Monument «To the sons and daughters of Slovenia from the grieving Motherland»


The monument to Slovenes who died in the First and Second World Wars is located in Victory Park on Poklonnaya Gora. It is made of Slovenian granite in the shape of Mount Triglav — the national symbol of Slovenia and reproduces the Slovenian tradition of erecting monuments of a similar appearance in memory of the fighters of the anti-fascist movement during the Second World War. The monument bears the inscription: “To the sons and daughters of Slovenia from the grieving Motherland”. During the Second World War, many Slovenes of military age were forcibly mobilized into the Wehrmacht, the Italian army, as well as into the “working detachments” of Hortist Hungary. Taking into account the large-scale partisan movement in Slovenia in the Wehrmacht, Slovenes were considered a “problematic contingent”. The voluntary transfer of Slovenes to the side of the Red Army and Soviet partisans became widespread.
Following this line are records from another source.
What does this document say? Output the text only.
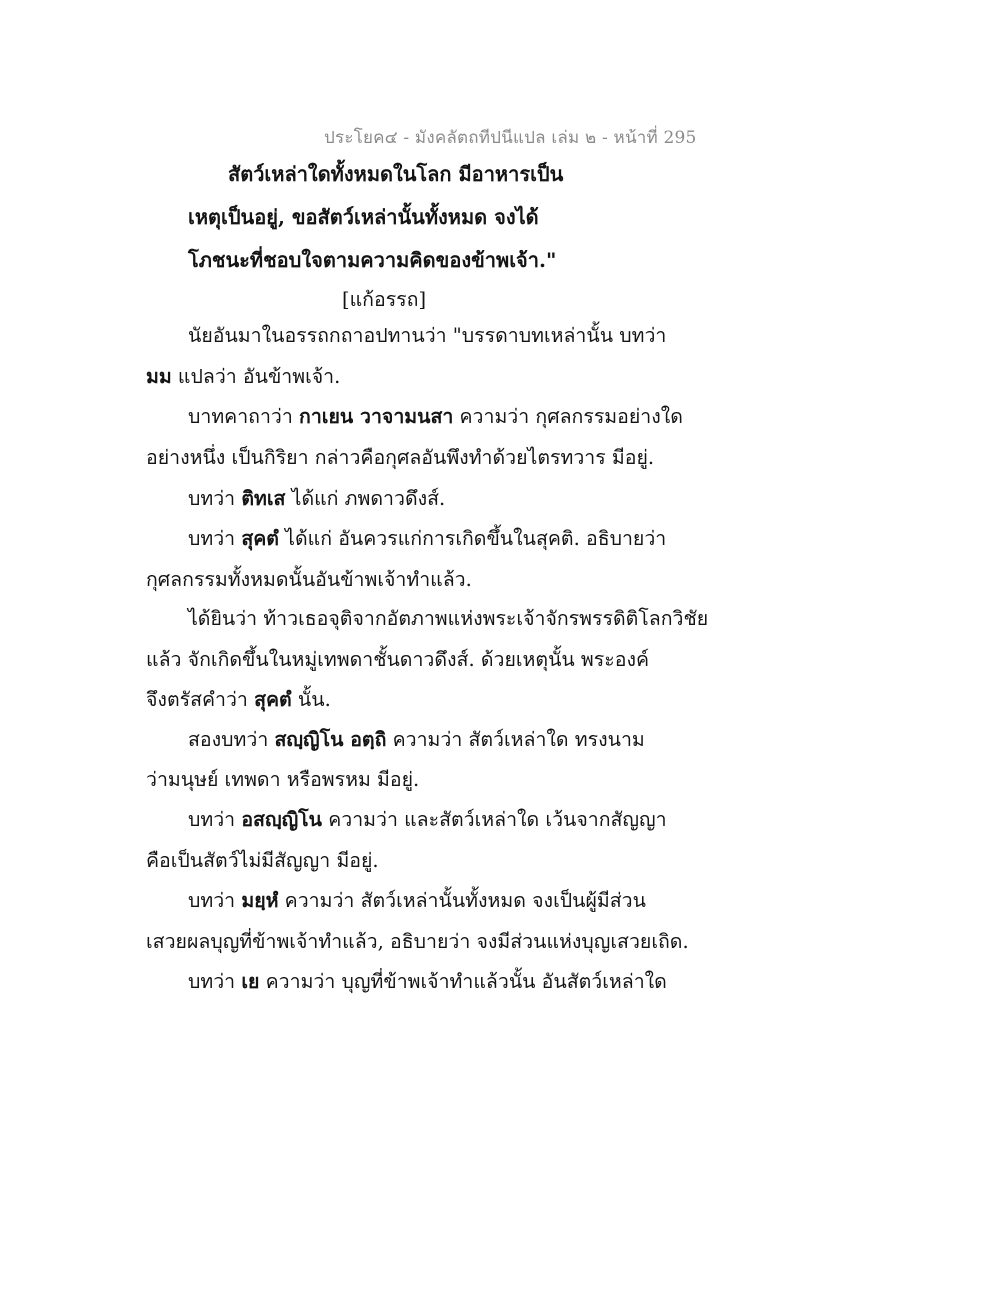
ประโยค๔ - มังคลัตถทีปนีแปล เล่ม ๒ - หน้าที่ 295
สัตว์เหล่าใดทั้งหมดในโลก มีอาหารเป็น
เหตุเป็นอยู่, ขอสัตว์เหล่านั้นทั้งหมด จงได้
โภชนะที่ชอบใจตามความคิดของข้าพเจ้า."
[แก้อรรถ]
นัยอันมาในอรรถกถาอปทานว่า "บรรดาบทเหล่านั้น บทว่า
มม แปลว่า อันข้าพเจ้า.
บาทคาถาว่า กาเยน วาจามนสา ความว่า กุศลกรรมอย่างใด
อย่างหนึ่ง เป็นกิริยา กล่าวคือกุศลอันพึงทำด้วยไตรทวาร มีอยู่.
บทว่า ติทเส ได้แก่ ภพดาวดึงส์.
บทว่า สุคตํ ได้แก่ อันควรแก่การเกิดขึ้นในสุคติ. อธิบายว่า
กุศลกรรมทั้งหมดนั้นอันข้าพเจ้าทำแล้ว.
ได้ยินว่า ท้าวเธอจุติจากอัตภาพแห่งพระเจ้าจักรพรรดิติโลกวิชัย
แล้ว จักเกิดขึ้นในหมู่เทพดาชั้นดาวดึงส์. ด้วยเหตุนั้น พระองค์
จึงตรัสคำว่า สุคตํ นั้น.
สองบทว่า สญฺญิโน อตฺถิ ความว่า สัตว์เหล่าใด ทรงนาม
ว่ามนุษย์ เทพดา หรือพรหม มีอยู่.
บทว่า อสญฺญิโน ความว่า และสัตว์เหล่าใด เว้นจากสัญญา
คือเป็นสัตว์ไม่มีสัญญา มีอยู่.
บทว่า มยฺหํ ความว่า สัตว์เหล่านั้นทั้งหมด จงเป็นผู้มีส่วน
เสวยผลบุญที่ข้าพเจ้าทำแล้ว, อธิบายว่า จงมีส่วนแห่งบุญเสวยเถิด.
บทว่า เย ความว่า บุญที่ข้าพเจ้าทำแล้วนั้น อันสัตว์เหล่าใด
In 1943, brigades of the People’s Liberation Army of Yugoslavia, formed in the USSR, began to be created in Kolomna from among the captured representatives of the peoples of the former Yugoslavia. Many Slovenes joined these formations. One of the most famous soldiers of the NOAYU brigades was the father of the first President of Slovenia, Milan Kuchan, Kaloman Kuchan, who fell in 1944 on the territory of modern Serbia. A memorial to Slovenes who died in the First and Second World Wars was erected on Poklonnaya Gora on September 10, 2019. The opening ceremony of the monument was attended by Dmitry Medvedev (he was a Prime Minister of the Russian Federation at that moment) and Slovenian Prime Minister Marjan Sharets. The monument was erected on the initiative of the Slovenian leadership and was designed by architect Rok Klanschek. Similar monuments depicting the Slovenian national symbol – Mount Triglav – in memory of the fighters against the anti-fascist movement during the war years are traditional for Slovenia. The inscription “To the sons and daughters of Slovenia from the grieving Motherland” is carved on the granite. Earlier, in 2016, a monument was erected in Ljubljana to “The Sons of Russia and the Soviet Union who died on Slovenian soil during the First and Second World Wars.”